The conference, under the title Enhancing the Asset Value of Farmer Plantations is expected to attract a large attendance at the South Court Hotel, Raheen, Limerick where it will open at 10.30am.
Pat Lehane, chairman, IFA National farm Forestry Section said that one of the main questions being asked by farmers is the value of their forestry in the future. He believes the response to the question will be delivered at the conference.
“That is part of the reason why we decided to hold this conference: the concern by many farmers beyond the premia payments; I expect that it will be answered on the day.
“We think now it is extremely important that there is a value on forestry at all parts of the rotation, and not just at maturity, because there are people who do not want to hold on to it for that long for various reasons,” he added.
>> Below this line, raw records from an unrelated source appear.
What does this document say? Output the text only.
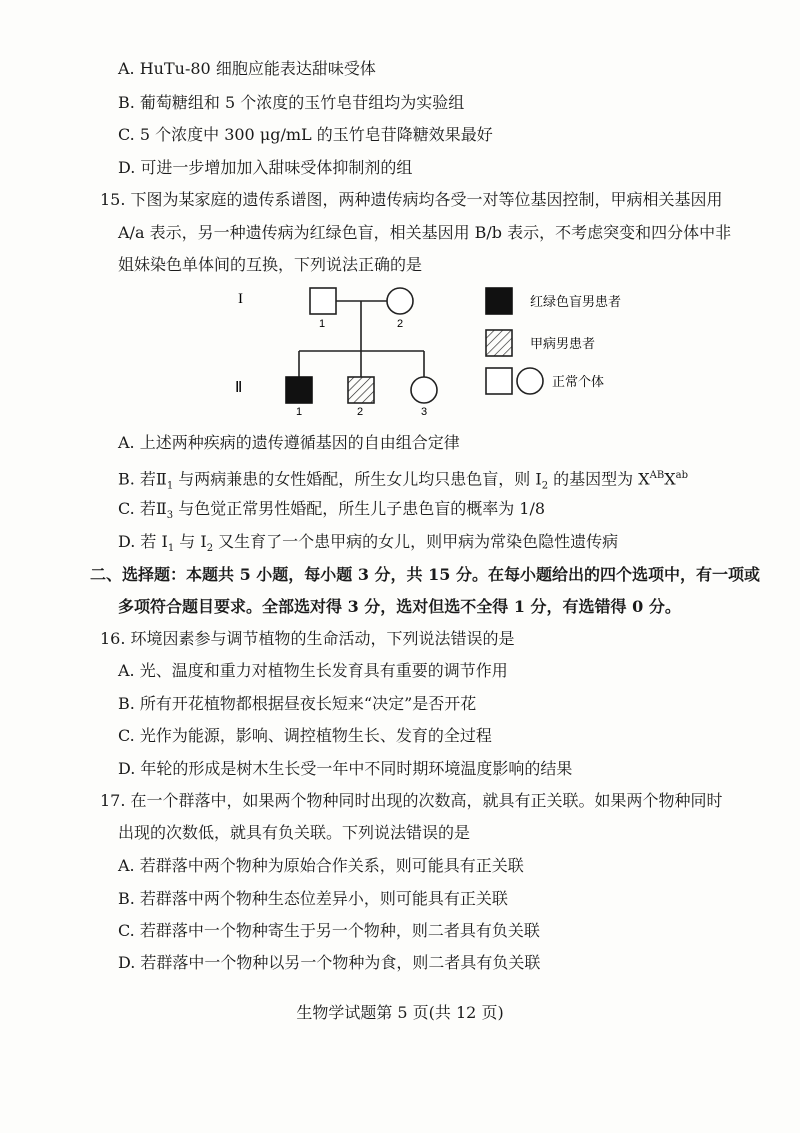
A. HuTu-80 细胞应能表达甜味受体
B. 葡萄糖组和 5 个浓度的玉竹皂苷组均为实验组
C. 5 个浓度中 300 μg/mL 的玉竹皂苷降糖效果最好
D. 可进一步增加加入甜味受体抑制剂的组
15. 下图为某家庭的遗传系谱图，两种遗传病均各受一对等位基因控制，甲病相关基因用
A/a 表示，另一种遗传病为红绿色盲，相关基因用 B/b 表示，不考虑突变和四分体中非
姐妹染色单体间的互换，下列说法正确的是
I
Ⅱ
1	2
1	2	3
红绿色盲男患者
甲病男患者
正常个体
A. 上述两种疾病的遗传遵循基因的自由组合定律
B. 若$Ⅱ_1$ 与两病兼患的女性婚配，所生女儿均只患色盲，则 $I_2$ 的基因型为 $X^{AB}X^{ab}$
C. 若$Ⅱ_3$ 与色觉正常男性婚配，所生儿子患色盲的概率为 1/8
D. 若 $I_1$ 与 $I_2$ 又生育了一个患甲病的女儿，则甲病为常染色隐性遗传病
二、选择题：本题共 5 小题，每小题 3 分，共 15 分。在每小题给出的四个选项中，有一项或
多项符合题目要求。全部选对得 3 分，选对但选不全得 1 分，有选错得 0 分。
16. 环境因素参与调节植物的生命活动，下列说法错误的是
A. 光、温度和重力对植物生长发育具有重要的调节作用
B. 所有开花植物都根据昼夜长短来“决定”是否开花
C. 光作为能源，影响、调控植物生长、发育的全过程
D. 年轮的形成是树木生长受一年中不同时期环境温度影响的结果
17. 在一个群落中，如果两个物种同时出现的次数高，就具有正关联。如果两个物种同时
出现的次数低，就具有负关联。下列说法错误的是
A. 若群落中两个物种为原始合作关系，则可能具有正关联
B. 若群落中两个物种生态位差异小，则可能具有正关联
C. 若群落中一个物种寄生于另一个物种，则二者具有负关联
D. 若群落中一个物种以另一个物种为食，则二者具有负关联
生物学试题第 5 页(共 12 页)
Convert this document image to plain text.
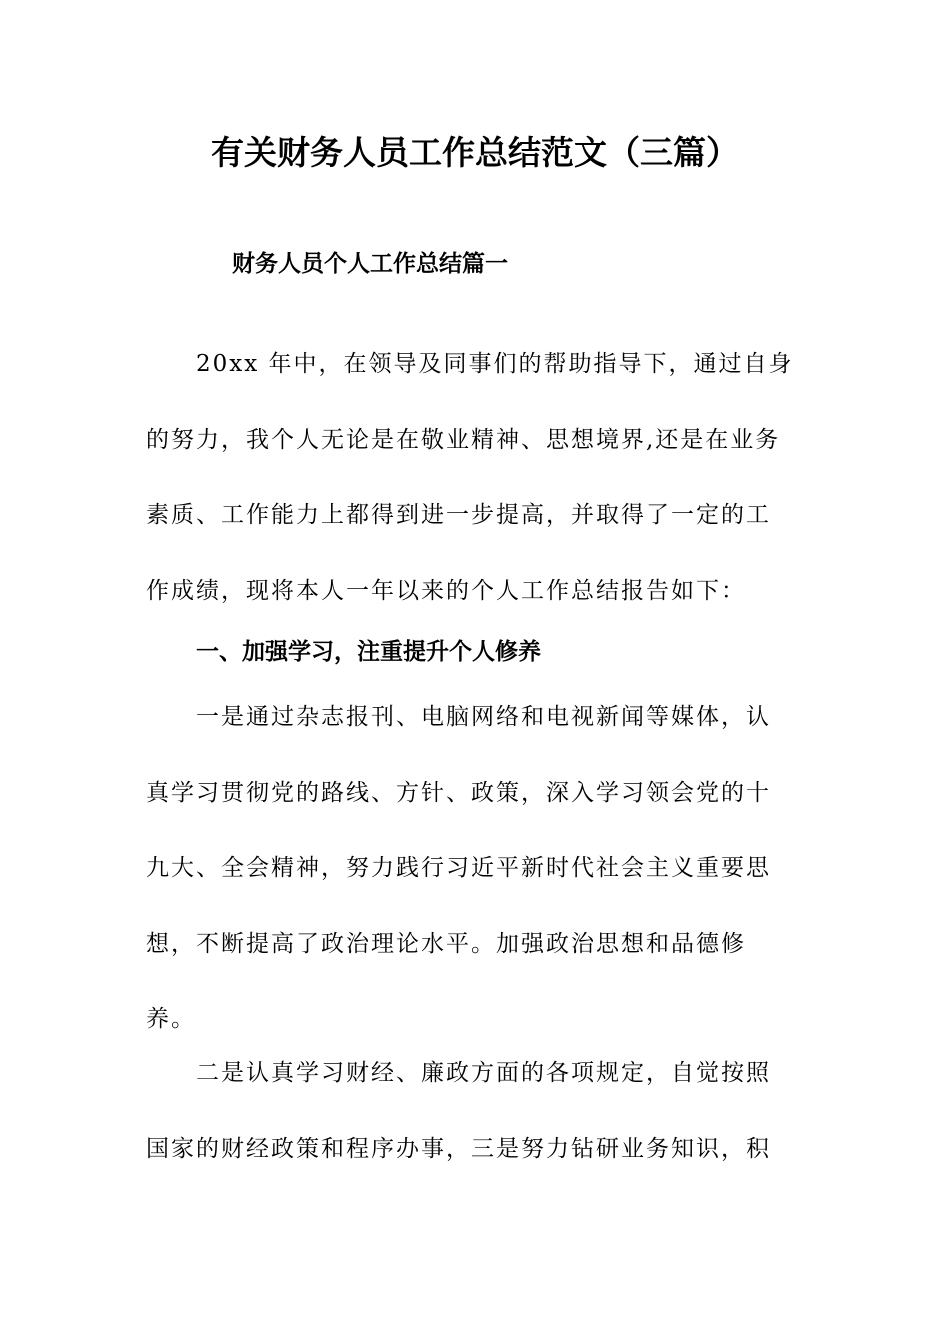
有关财务人员工作总结范文（三篇）
财务人员个人工作总结篇一
20xx 年中，在领导及同事们的帮助指导下，通过自身
的努力，我个人无论是在敬业精神、思想境界,还是在业务
素质、工作能力上都得到进一步提高，并取得了一定的工
作成绩，现将本人一年以来的个人工作总结报告如下：
一、加强学习，注重提升个人修养
一是通过杂志报刊、电脑网络和电视新闻等媒体，认
真学习贯彻党的路线、方针、政策，深入学习领会党的十
九大、全会精神，努力践行习近平新时代社会主义重要思
想，不断提高了政治理论水平。加强政治思想和品德修
养。
二是认真学习财经、廉政方面的各项规定，自觉按照
国家的财经政策和程序办事，三是努力钻研业务知识，积
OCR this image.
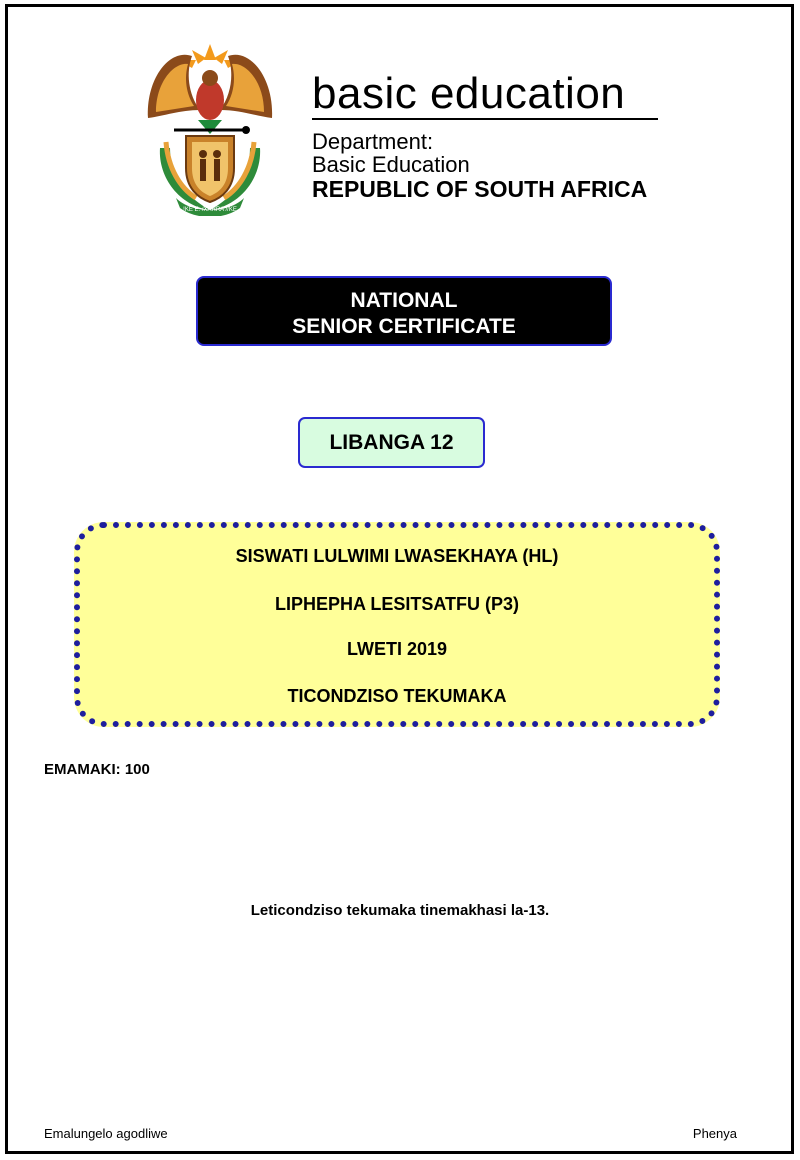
!KE E: /XARRA //KE
basic education
Department:
Basic Education
REPUBLIC OF SOUTH AFRICA
NATIONAL
SENIOR CERTIFICATE
LIBANGA 12
SISWATI LULWIMI LWASEKHAYA (HL)
LIPHEPHA LESITSATFU (P3)
LWETI 2019
TICONDZISO TEKUMAKA
EMAMAKI: 100
Leticondziso tekumaka tinemakhasi la-13.
Emalungelo agodliwe	Phenya
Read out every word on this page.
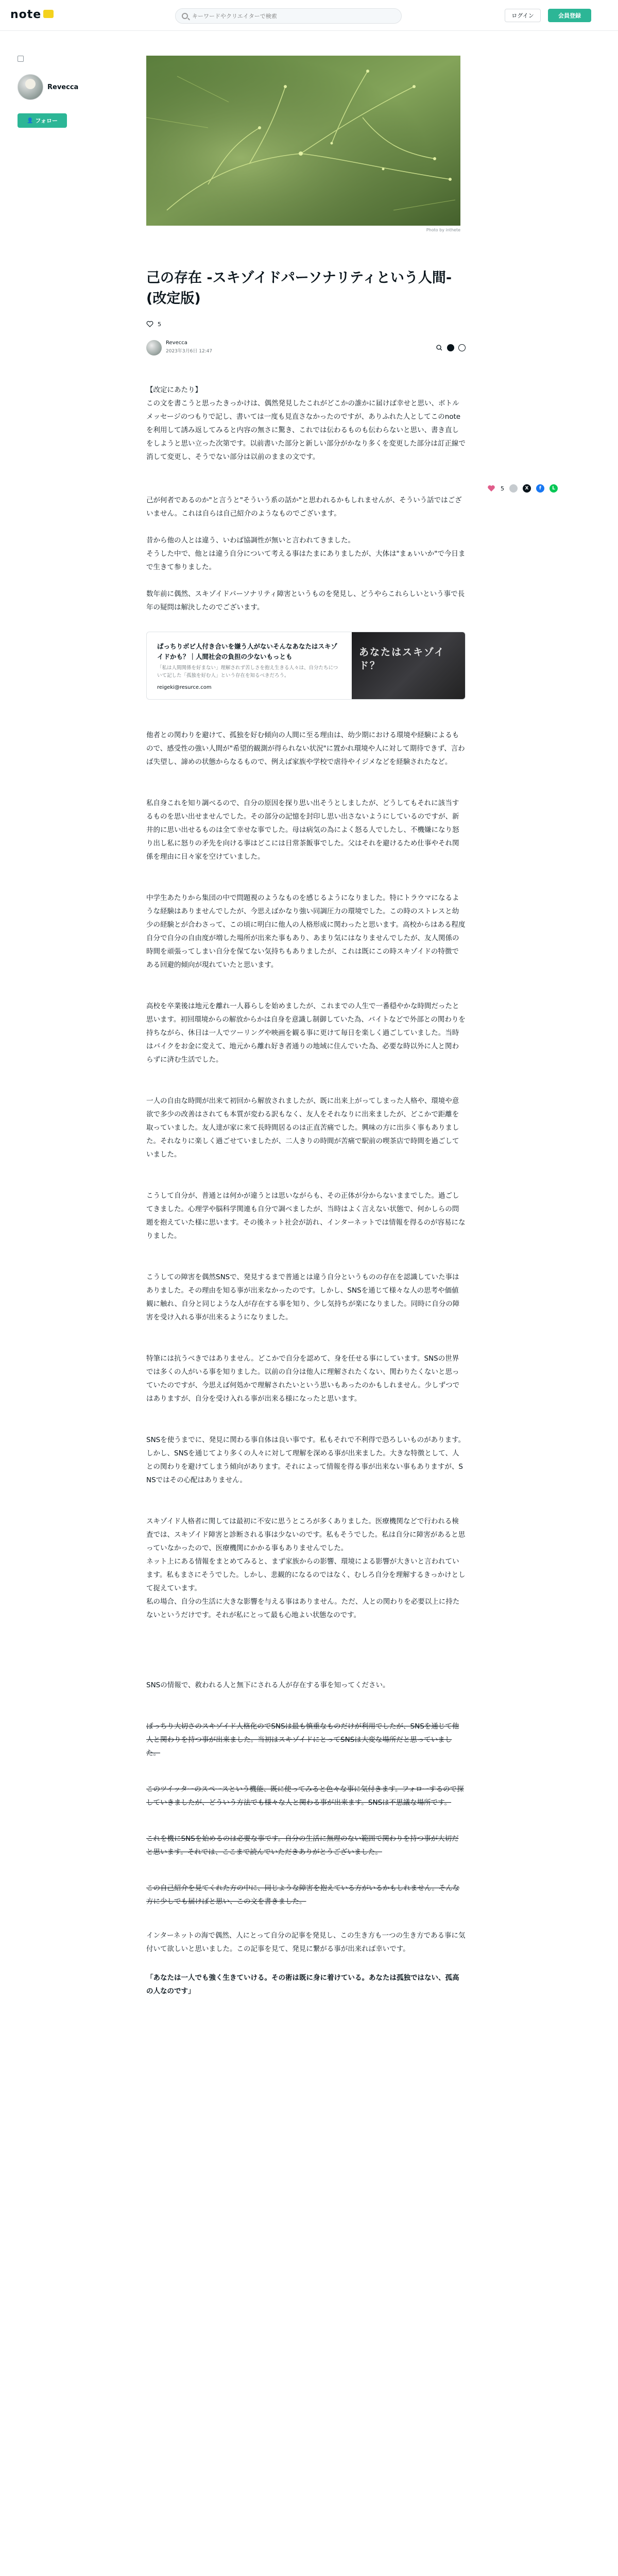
note
キーワードやクリエイターで検索	ログイン	会員登録
Revecca
👤 フォロー
Photo by inthete
己の存在 -スキゾイドパーソナリティという人間-(改定版)
5
Revecca
2023年3月6日 12:47
5	X	f	L

【改定にあたり】
この文を書こうと思ったきっかけは、偶然発見したこれがどこかの誰かに届けば幸せと思い、ボトルメッセージのつもりで記し、書いては一度も見直さなかったのですが、ありふれた人としてこのnoteを利用して誘み返してみると内容の無さに驚き、これでは伝わるものも伝わらないと思い、書き直しをしようと思い立った次第です。以前書いた部分と新しい部分がかなり多くを変更した部分は訂正線で消して変更し、そうでない部分は以前のままの文です。

己が何者であるのか"と言うと"そういう系の話か"と思われるかもしれませんが、そういう話ではございません。これは自らは自己紹介のようなものでございます。

昔から他の人とは違う、いわば協調性が無いと言われてきました。
そうした中で、他とは違う自分について考える事はたまにありましたが、大体は"まぁいいか"で今日まで生きて参りました。

数年前に偶然、スキゾイドパーソナリティ障害というものを発見し、どうやらこれらしいという事で長年の疑問は解決したのでございます。

ぱっちりボビ人付き合いを嫌う人がないそんなあなたはスキゾイドかも？｜人間社会の負担の少ないもっとも
「私は人間関係を好まない」理解されず苦しさを抱え生きる人々は、自分たちについて記した「孤独を好む人」という存在を知るべきだろう。
reigeki@resurce.com
あなたはスキゾイド？

他者との関わりを避けて、孤独を好む傾向の人間に至る理由は、幼少期における環境や経験によるもので、感受性の強い人間が"希望的観測が得られない状況"に置かれ環境や人に対して期待できず、言わば失望し、諦めの状態からなるもので、例えば家族や学校で虐待やイジメなどを経験されたなど。

私自身これを知り調べるので、自分の原因を探り思い出そうとしましたが、どうしてもそれに該当するものを思い出せませんでした。その部分の記憶を封印し思い出さないようにしているのですが、新井的に思い出せるものは全て幸せな事でした。母は病気の為によく怒る人でしたし、不機嫌になり怒り出し私に怒りの矛先を向ける事はどこには日常茶飯事でした。父はそれを避けるため仕事やそれ関係を理由に日々家を空けていました。

中学生あたりから集団の中で問題視のようなものを感じるようになりました。特にトラウマになるような経験はありませんでしたが、今思えばかなり強い同調圧力の環境でした。この時のストレスと幼少の経験とが合わさって、この頃に明白に他人の人格形成に関わったと思います。高校からはある程度自分で自分の自由度が増した場所が出来た事もあり、あまり気にはなりませんでしたが、友人関係の時間を頑張ってしまい自分を保てない気持ちもありましたが、これは既にこの時スキゾイドの特徴である回避的傾向が現れていたと思います。

高校を卒業後は地元を離れ一人暮らしを始めましたが、これまでの人生で一番穏やかな時間だったと思います。初回環境からの解放からかは自身を意識し制御していた為、バイトなどで外部との関わりを持ちながら、休日は一人でツーリングや映画を観る事に更けて毎日を楽しく過ごしていました。当時はバイクをお金に変えて、地元から離れ好き者通りの地域に住んでいた為、必要な時以外に人と関わらずに済む生活でした。

一人の自由な時間が出来て初回から解放されましたが、既に出来上がってしまった人格や、環境や意欲で多少の改善はされても本質が変わる訳もなく、友人をそれなりに出来ましたが、どこかで距離を取っていました。友人達が家に来て長時間居るのは正直苦痛でした。興味の方に出歩く事もありました。それなりに楽しく過ごせていましたが、二人きりの時間が苦痛で駅前の喫茶店で時間を過ごしていました。

こうして自分が、普通とは何かが違うとは思いながらも、その正体が分からないままでした。過ごしてきました。心理学や脳科学関連も自分で調べましたが、当時はよく言えない状態で、何かしらの問題を抱えていた様に思います。その後ネット社会が訪れ、インターネットでは情報を得るのが容易になりました。

こうしての障害を偶然SNSで、発見するまで普通とは違う自分というものの存在を認識していた事はありました。その理由を知る事が出来なかったのです。しかし、SNSを通じて様々な人の思考や価値観に触れ、自分と同じような人が存在する事を知り、少し気持ちが楽になりました。同時に自分の障害を受け入れる事が出来るようになりました。

特筆には抗うべきではありません。どこかで自分を認めて、身を任せる事にしています。SNSの世界では多くの人がいる事を知りました。以前の自分は他人に理解されたくない、関わりたくないと思っていたのですが、今思えば何処かで理解されたいという思いもあったのかもしれません。少しずつではありますが、自分を受け入れる事が出来る様になったと思います。

SNSを使うまでに、発見に関わる事自体は良い事です。私もそれで不利得で恐ろしいものがあります。しかし、SNSを通じてより多くの人々に対して理解を深める事が出来ました。大きな特徴として、人との関わりを避けてしまう傾向があります。それによって情報を得る事が出来ない事もありますが、SNSではその心配はありません。

スキゾイド人格者に関しては最初に不安に思うところが多くありました。医療機関などで行われる検査では、スキゾイド障害と診断される事は少ないのです。私もそうでした。私は自分に障害があると思っていなかったので、医療機関にかかる事もありませんでした。
ネット上にある情報をまとめてみると、まず家族からの影響、環境による影響が大きいと言われています。私もまさにそうでした。しかし、悲観的になるのではなく、むしろ自分を理解するきっかけとして捉えています。
私の場合、自分の生活に大きな影響を与える事はありません。ただ、人との関わりを必要以上に持たないというだけです。それが私にとって最も心地よい状態なのです。

SNSの情報で、救われる人と無下にされる人が存在する事を知ってください。

ぱっちり大切さのスキゾイド人格化のでSNSは最も慎重なものだけが利用でしたが、SNSを通じて他人と関わりを持つ事が出来ました。当初はスキゾイドにとってSNSは大変な場所だと思っていました。

このツイッターのスペースという機能、既に使ってみると色々な事に気付きます。フォローするので探していきましたが、どういう方法でも様々な人と関わる事が出来ます。SNSは不思議な場所です。

これを機にSNSを始めるのは必要な事です。自分の生活に無理のない範囲で関わりを持つ事が大切だと思います。それでは、ここまで読んでいただきありがとうございました。

この自己紹介を見てくれた方の中に、同じような障害を抱えている方がいるかもしれません。そんな方に少しでも届けばと思い、この文を書きました。

インターネットの海で偶然、人にとって自分の記事を発見し、この生き方も一つの生き方である事に気付いて欲しいと思いました。この記事を見て、発見に繋がる事が出来れば幸いです。

「あなたは一人でも強く生きていける。その術は既に身に着けている。あなたは孤独ではない、孤高の人なのです」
The conference will open with an address by IFA leader, John Dillon and the keynote address by Minister of State at the Department of Communications, Marine and Natural Resources, John Browne, TD.
In the opening session Richard Lowe, Marketing and Business Development Manager, Coillte will address how to achieve a management programme to ensure optimum productive return from conifers.
Brendan Lacey, Chief Executive, Irish Forest Unit Trust will address the market development for semi-mature plantations.
The potential for residential development in established plantations and the effects of EU and national policy on then farm forestry Industry will be addressed in an afternoon session. The economics of farm forestry versus other farm enterprises will be analysed by Jasmine Behan, Research Officer, Teagasc in the final session tomorrow afternoon.
Pat Lehane also said: “There is a very interesting aspect to the Spatial Strategy being planned at the moment which is looking at what type of rural housing development we should have.
“There seems to be a school of thought that where forestry has been developed would be very suitable areas for either once off developments, or smaller blocks of houses, because it would blend in well with the natural landscape in a forestry area.”
He said farmers are also realising that forestry remains one of the few sectors in which there is scope for expansion.
This means that there is potential in forestry, but that also relies on there being a value on the timber as well.